Thursday, September 25, 2008

Game On, Girls!

The NPD Group released a new report today that's been getting a lot of buzz, describing a recent survey into girl gamers and the play habits of girls aged 2 to 14 years. The study, entitled Girl Power: Understanding This Important Consumer Segment, focuses on "how girls ages 2 to 14 spend their time in a typical week, also delves into what they and their moms are buying for them, as well as the categories that engage them the most." Among their key findings = evidence that girls are spending more time gaming (PC and console) this year than they did in 2007, AND evidence that even older girls are spending more time playing with toys. Very cool!

The press release provides a handy break down of the various age categories covered in the report. For example:
Pre-schoolers age 2-5 are highly engaged with toys including plush/stuffed toys, dolls, fashion role-play, puzzles, and educational toys.

First Readers (age 6-8) are more inclined to play with board games, arts & crafts, and virtual world games.
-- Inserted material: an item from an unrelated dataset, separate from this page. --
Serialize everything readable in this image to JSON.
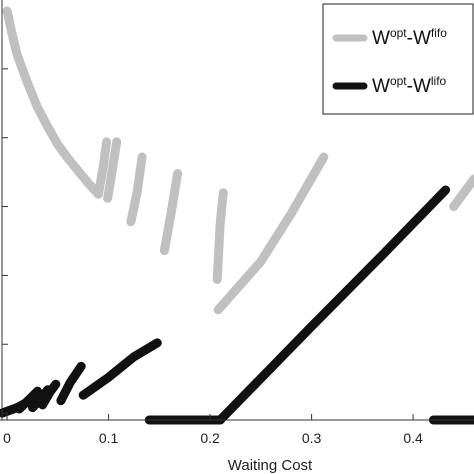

For pre-teen girls age 9-12, playing with traditional toys is still the activity of choice. [...] But tweens (age 9-12) are [also] migrating to computer and video games, especially virtual world online games. Socialization is gearing up among the pre-teens, and the advent of interactive gaming really hits home with these girls who are looking for friends from the confines of their homes.

Young Teens (age 13-14) are also gamers, but many girls this age are also now listening to music on portable digital music players and talking/texting on their mobile phones. [..] Despite the natural progression away from traditional toys to games and electronics, [however] many older girls report they are spending more time this year playing with traditional toys compared to last year.

The study uncovers that traditional play patters are quite pervasive among girls. According to NPD analyst Anita Frazier "Over 50 percent of girls ages 2-14 engage with dolls, plush, and arts & crafts in a given week which is a testament to the evergreen nature of these types of activities for girls."

In terms of digital and online play, many of the digital activities that seem to be the most popular among girls of all ages provide social features - i.e. social networking and virtual worlds. Kind of just confirms what we already knew, but it's also great to see that gaming and playing are both on the rise within girls' culture...it seemed for awhile there that KGOY and other factors were taking the fun out of girlhood, and I'm somewhat reassured by the thought that even young teens are putting aside more time to just play.